Vers une « assurance maladie » de la vigne ?
Publié par Marianne Lefebvre, le 4 novembre 2024 7
Marianne Lefebvre, Yann Raineau, Pauline Pedehour et Cécile Aubert
Le 26 avril dernier, lors d’une conférence de presse, le directeur de l’Organisation Internationale du Vin, John Barker, annonçait une chute de 10% de la production mondiale de vin en 2023. A l’origine de cette baisse considérable de la production, les conditions environnementales extrêmes - telles que de fortes pluies subies par les vignobles - ont favorisé le développement de maladies fongiques (mildiou, oïdium, black rot…) dans certaines régions et la perte des récoltes.
Des récoltes et des revenus qui subissent les aléas climatiques et sanitaires
Les épidémies de maladies fongiques sont des phénomènes aléatoires, qui peuvent être plus ou moins présents d’une année ou d’une région à l’autre. Si pour les pertes liées à des aléas météorologiques tels que la sécheresse, le gel, la grêle… les assurances multirisques climatiques existent, il n’en est rien pour les pertes d’origine sanitaire. Pour minimiser ce risque, certains traitements fongicides sont utilisés de façon préventive sans réelle certitude sur la pression en temps réel des maladies, ce qui contribue à faire de la viticulture un des cultures avec l’Indice de Fréquence de Traitement (IFT) le plus élevé (à titre d’illustration, 12 en 2019 contre 5 en 2021 pour le blé d’après les enquêtes pratiques culturales). 100% des parcelles en vigne ont reçu au moins un traitement fongicide en 2019, y compris sur les parcelles en agriculture biologique (représentant 17% des hectares de vigne en 2020) qui utilisent principalement le cuivre et le soufre comme traitements antifongiques. Ces traitements permettent le plus souvent de maintenir les rendements, mais ne sont parfois pas suffisants comme, récemment, en 2021 ou 2023 où la pression des maladies a été très forte. De plus, ces traitements ont un impact aujourd’hui largement documenté sur la contamination les milieux (eau, sol, air) et la santé humaine. La viticulture est donc un secteur particulièrement visé par les objectifs de réduction des pesticides en France (le plan Ecophyto, qui perdure malgré des ajustements) et en Europe avec le Pacte vert.
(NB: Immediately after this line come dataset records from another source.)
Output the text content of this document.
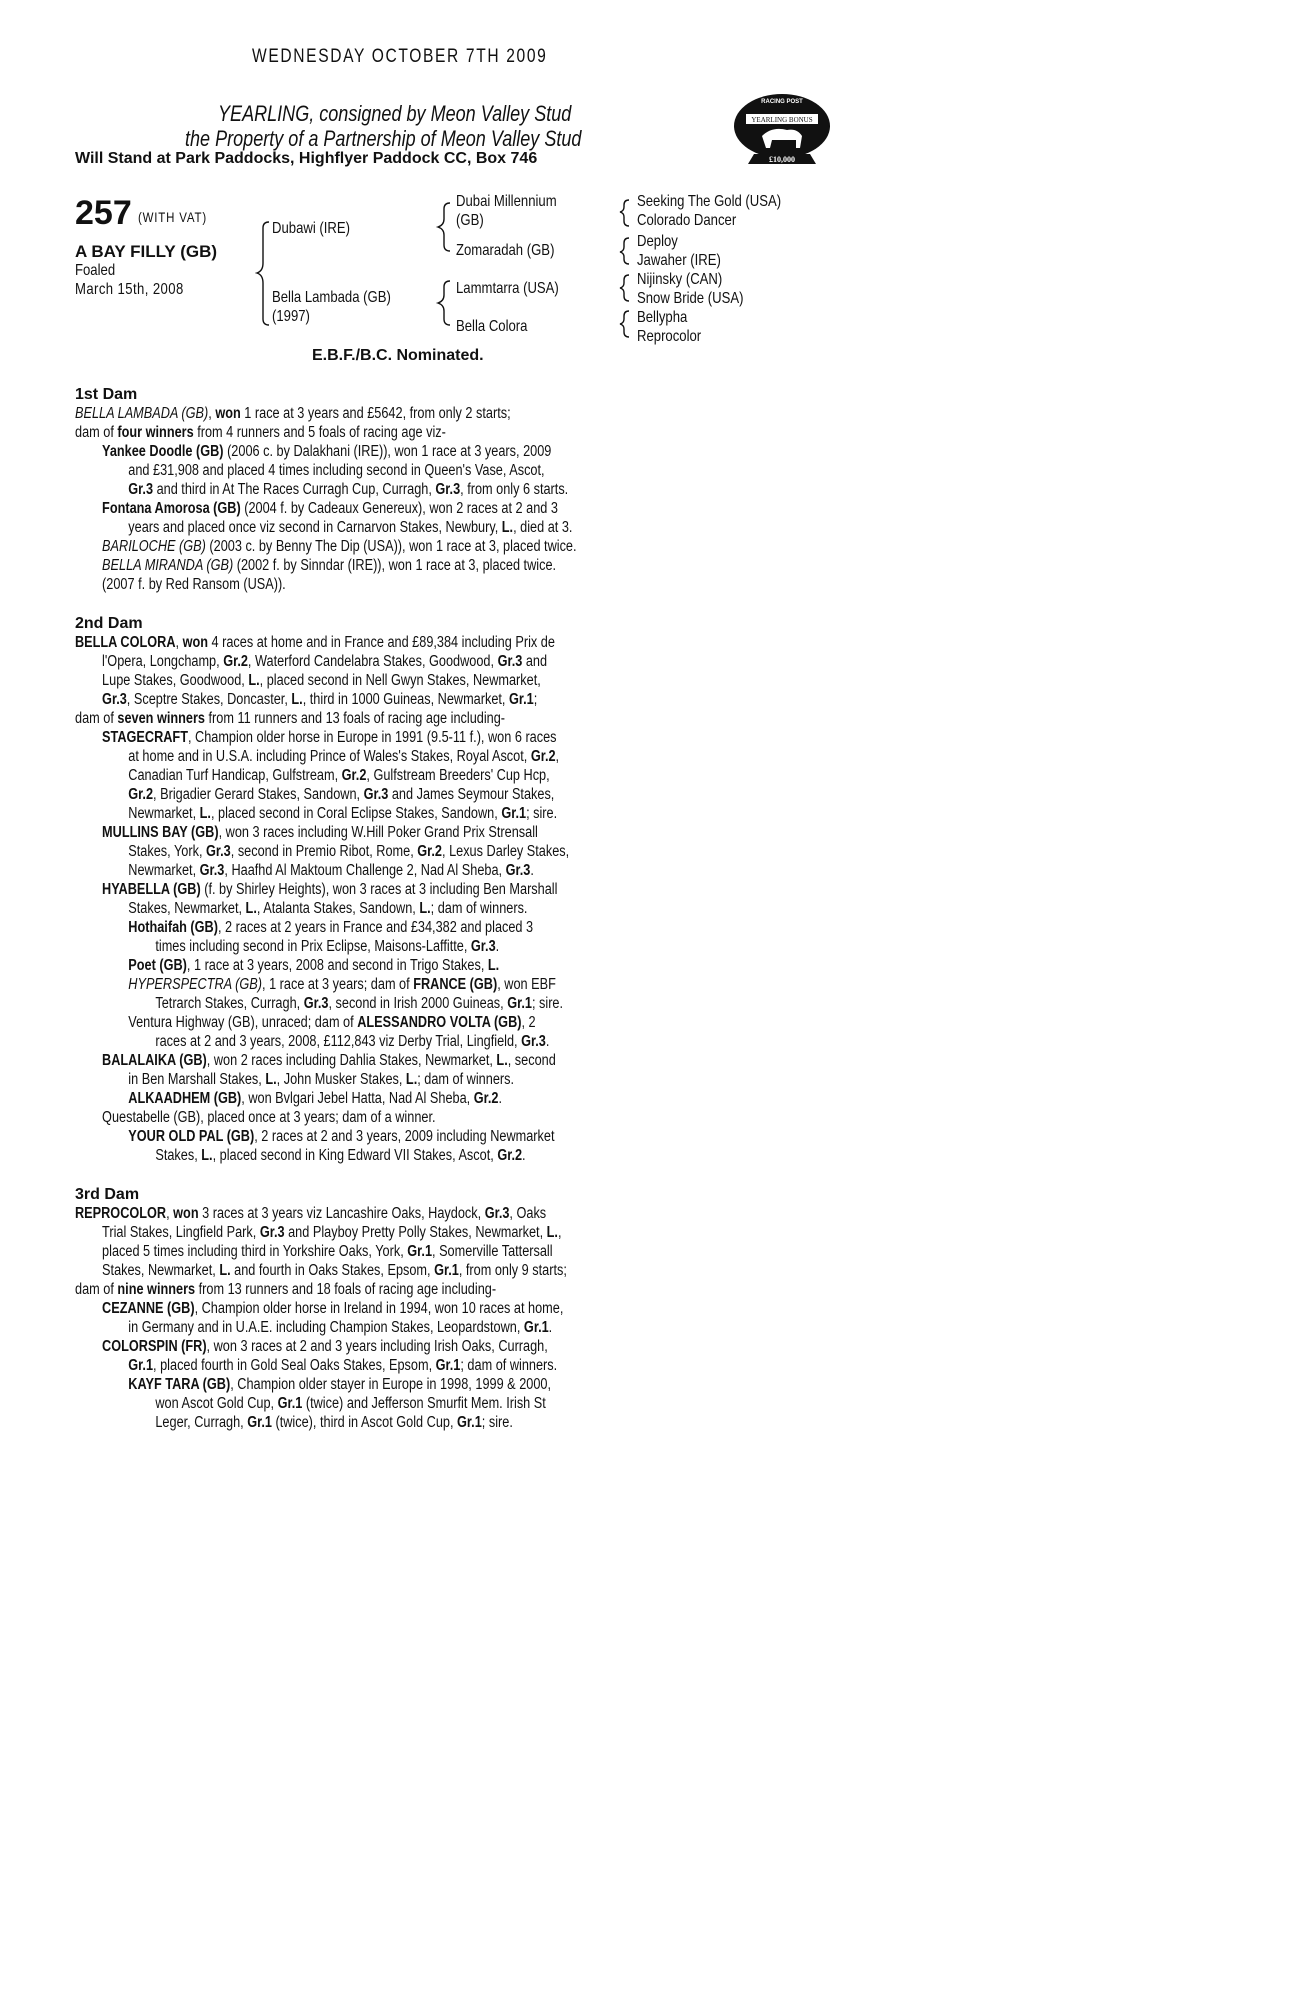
WEDNESDAY OCTOBER 7TH 2009
YEARLING, consigned by Meon Valley Stud
the Property of a Partnership of Meon Valley Stud
Will Stand at Park Paddocks, Highflyer Paddock CC, Box 746
RACING POST
YEARLING BONUS
£10,000
257 (WITH VAT)
A BAY FILLY (GB)
Foaled
March 15th, 2008
Dubawi (IRE)
Bella Lambada (GB)
(1997)
Dubai Millennium
(GB)
Zomaradah (GB)
Lammtarra (USA)
Bella Colora
Seeking The Gold (USA)
Colorado Dancer
Deploy
Jawaher (IRE)
Nijinsky (CAN)
Snow Bride (USA)
Bellypha
Reprocolor
E.B.F./B.C. Nominated.
1st Dam
BELLA LAMBADA (GB), won 1 race at 3 years and £5642, from only 2 starts;
dam of four winners from 4 runners and 5 foals of racing age viz-
Yankee Doodle (GB) (2006 c. by Dalakhani (IRE)), won 1 race at 3 years, 2009
and £31,908 and placed 4 times including second in Queen's Vase, Ascot,
Gr.3 and third in At The Races Curragh Cup, Curragh, Gr.3, from only 6 starts.
Fontana Amorosa (GB) (2004 f. by Cadeaux Genereux), won 2 races at 2 and 3
years and placed once viz second in Carnarvon Stakes, Newbury, L., died at 3.
BARILOCHE (GB) (2003 c. by Benny The Dip (USA)), won 1 race at 3, placed twice.
BELLA MIRANDA (GB) (2002 f. by Sinndar (IRE)), won 1 race at 3, placed twice.
(2007 f. by Red Ransom (USA)).
2nd Dam
BELLA COLORA, won 4 races at home and in France and £89,384 including Prix de
l'Opera, Longchamp, Gr.2, Waterford Candelabra Stakes, Goodwood, Gr.3 and
Lupe Stakes, Goodwood, L., placed second in Nell Gwyn Stakes, Newmarket,
Gr.3, Sceptre Stakes, Doncaster, L., third in 1000 Guineas, Newmarket, Gr.1;
dam of seven winners from 11 runners and 13 foals of racing age including-
STAGECRAFT, Champion older horse in Europe in 1991 (9.5-11 f.), won 6 races
at home and in U.S.A. including Prince of Wales's Stakes, Royal Ascot, Gr.2,
Canadian Turf Handicap, Gulfstream, Gr.2, Gulfstream Breeders' Cup Hcp,
Gr.2, Brigadier Gerard Stakes, Sandown, Gr.3 and James Seymour Stakes,
Newmarket, L., placed second in Coral Eclipse Stakes, Sandown, Gr.1; sire.
MULLINS BAY (GB), won 3 races including W.Hill Poker Grand Prix Strensall
Stakes, York, Gr.3, second in Premio Ribot, Rome, Gr.2, Lexus Darley Stakes,
Newmarket, Gr.3, Haafhd Al Maktoum Challenge 2, Nad Al Sheba, Gr.3.
HYABELLA (GB) (f. by Shirley Heights), won 3 races at 3 including Ben Marshall
Stakes, Newmarket, L., Atalanta Stakes, Sandown, L.; dam of winners.
Hothaifah (GB), 2 races at 2 years in France and £34,382 and placed 3
times including second in Prix Eclipse, Maisons-Laffitte, Gr.3.
Poet (GB), 1 race at 3 years, 2008 and second in Trigo Stakes, L.
HYPERSPECTRA (GB), 1 race at 3 years; dam of FRANCE (GB), won EBF
Tetrarch Stakes, Curragh, Gr.3, second in Irish 2000 Guineas, Gr.1; sire.
Ventura Highway (GB), unraced; dam of ALESSANDRO VOLTA (GB), 2
races at 2 and 3 years, 2008, £112,843 viz Derby Trial, Lingfield, Gr.3.
BALALAIKA (GB), won 2 races including Dahlia Stakes, Newmarket, L., second
in Ben Marshall Stakes, L., John Musker Stakes, L.; dam of winners.
ALKAADHEM (GB), won Bvlgari Jebel Hatta, Nad Al Sheba, Gr.2.
Questabelle (GB), placed once at 3 years; dam of a winner.
YOUR OLD PAL (GB), 2 races at 2 and 3 years, 2009 including Newmarket
Stakes, L., placed second in King Edward VII Stakes, Ascot, Gr.2.
3rd Dam
REPROCOLOR, won 3 races at 3 years viz Lancashire Oaks, Haydock, Gr.3, Oaks
Trial Stakes, Lingfield Park, Gr.3 and Playboy Pretty Polly Stakes, Newmarket, L.,
placed 5 times including third in Yorkshire Oaks, York, Gr.1, Somerville Tattersall
Stakes, Newmarket, L. and fourth in Oaks Stakes, Epsom, Gr.1, from only 9 starts;
dam of nine winners from 13 runners and 18 foals of racing age including-
CEZANNE (GB), Champion older horse in Ireland in 1994, won 10 races at home,
in Germany and in U.A.E. including Champion Stakes, Leopardstown, Gr.1.
COLORSPIN (FR), won 3 races at 2 and 3 years including Irish Oaks, Curragh,
Gr.1, placed fourth in Gold Seal Oaks Stakes, Epsom, Gr.1; dam of winners.
KAYF TARA (GB), Champion older stayer in Europe in 1998, 1999 & 2000,
won Ascot Gold Cup, Gr.1 (twice) and Jefferson Smurfit Mem. Irish St
Leger, Curragh, Gr.1 (twice), third in Ascot Gold Cup, Gr.1; sire.
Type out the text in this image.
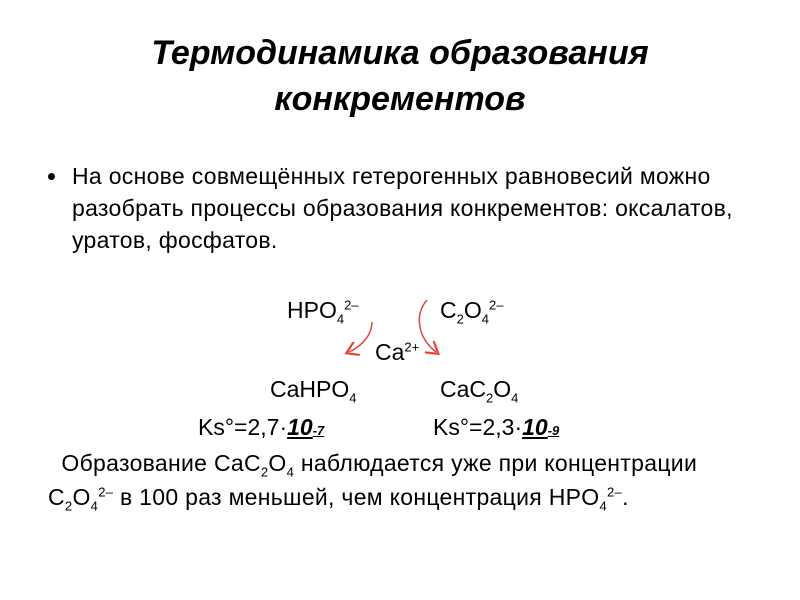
Термодинамика образования
конкрементов
На основе совмещённых гетерогенных равновесий можно разобрать процессы образования конкрементов: оксалатов, уратов, фосфатов.
$HPO_4^{2-}$	$C_2O_4^{2-}$
$Ca^{2+}$
CaHPO$_4$	$CaC_2O_4$
Ks°=2,7·10-7	Ks°=2,3·10-9
Образование $CaC_2O_4$ наблюдается уже при концентрации $C_2O_4^{2-}$ в 100 раз меньшей, чем концентрация $HPO_4^{2-}$.
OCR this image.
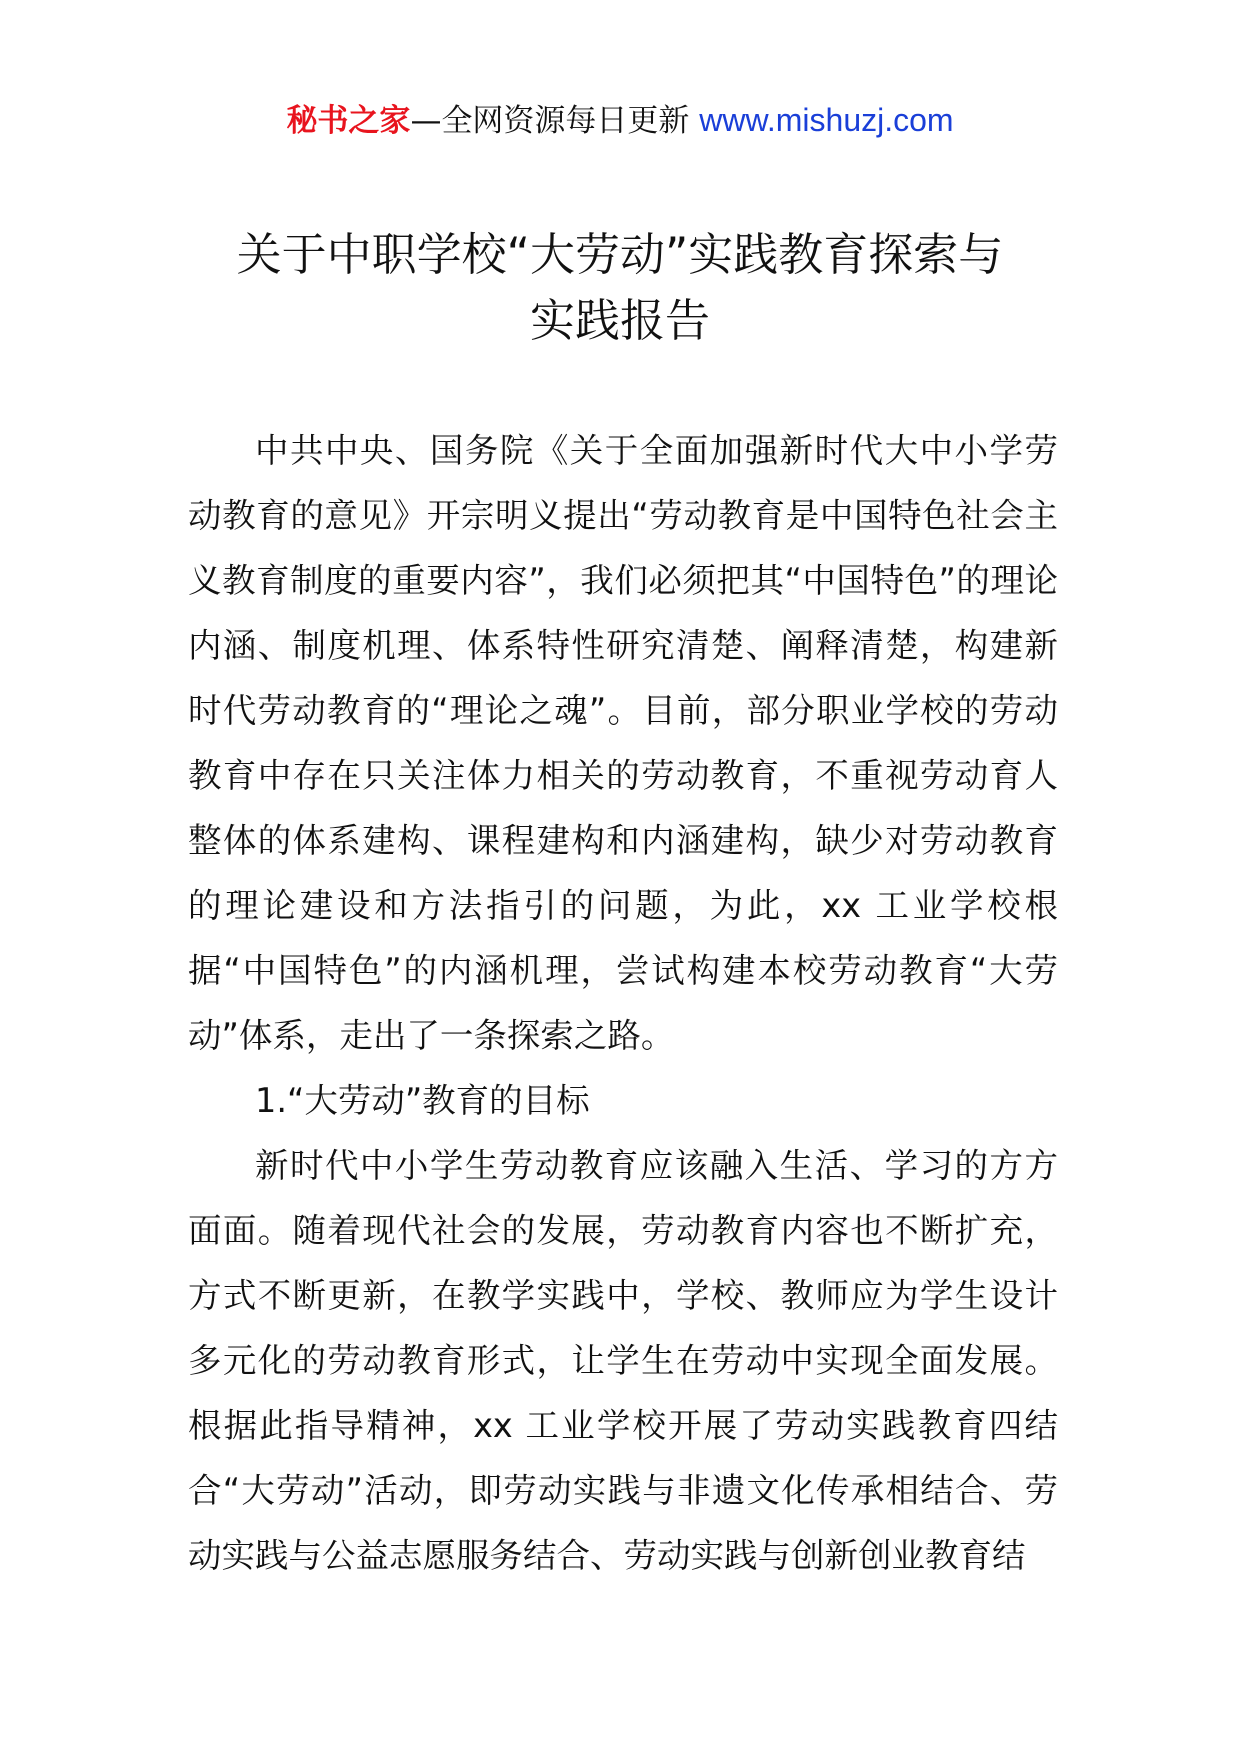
秘书之家—全网资源每日更新 www.mishuzj.com
关于中职学校“大劳动”实践教育探索与
实践报告

中共中央、国务院《关于全面加强新时代大中小学劳动教育的意见》开宗明义提出“劳动教育是中国特色社会主义教育制度的重要内容”，我们必须把其“中国特色”的理论内涵、制度机理、体系特性研究清楚、阐释清楚，构建新时代劳动教育的“理论之魂”。目前，部分职业学校的劳动教育中存在只关注体力相关的劳动教育，不重视劳动育人整体的体系建构、课程建构和内涵建构，缺少对劳动教育的理论建设和方法指引的问题，为此，xx 工业学校根据“中国特色”的内涵机理，尝试构建本校劳动教育“大劳动”体系，走出了一条探索之路。

1.“大劳动”教育的目标

新时代中小学生劳动教育应该融入生活、学习的方方面面。随着现代社会的发展，劳动教育内容也不断扩充，方式不断更新，在教学实践中，学校、教师应为学生设计多元化的劳动教育形式，让学生在劳动中实现全面发展。根据此指导精神，xx 工业学校开展了劳动实践教育四结合“大劳动”活动，即劳动实践与非遗文化传承相结合、劳动实践与公益志愿服务结合、劳动实践与创新创业教育结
Des pratiques alternatives existent pour réduire l’usage des produits phytosanitaires sans compromettre les rendements, allant de l’usage du biocontrôle à une réduction du dosage des produits, jusqu’à des options de rupture comme le remplacement des vignes par des variétés résistantes. Toutefois, ces options sont assorties de nouvelles formes de risque, sur le rendement, la qualité du produit ou encore l’attente des consommateurs, expliquant en partie les difficultés de leur adoption. Parmi ces pratiques, l’usage d’Outils d’Aide à la Décision (OAD) permet de réduire l’incertitude quant au niveau de pression local réel des maladies, s’appuyant sur des algorithmes fondés sur des modèles de développement des pathogènes, des données météo et des observations locales. Ces outils peuvent ainsi fournir à l’utilisateur des recommandations au jour le jour sur le besoin de protéger ses cultures ou non. Mais le recours à ces outils reste limité. Une fois encore, cet outil se double d’un nouveau risque pour les utilisateurs, concernant la fiabilité de l’outil. Or un traitement manqué en période sensible peut engendrer d’importantes pertes, et finalement un nombre important de traitements fongicides, cette fois à visée curative.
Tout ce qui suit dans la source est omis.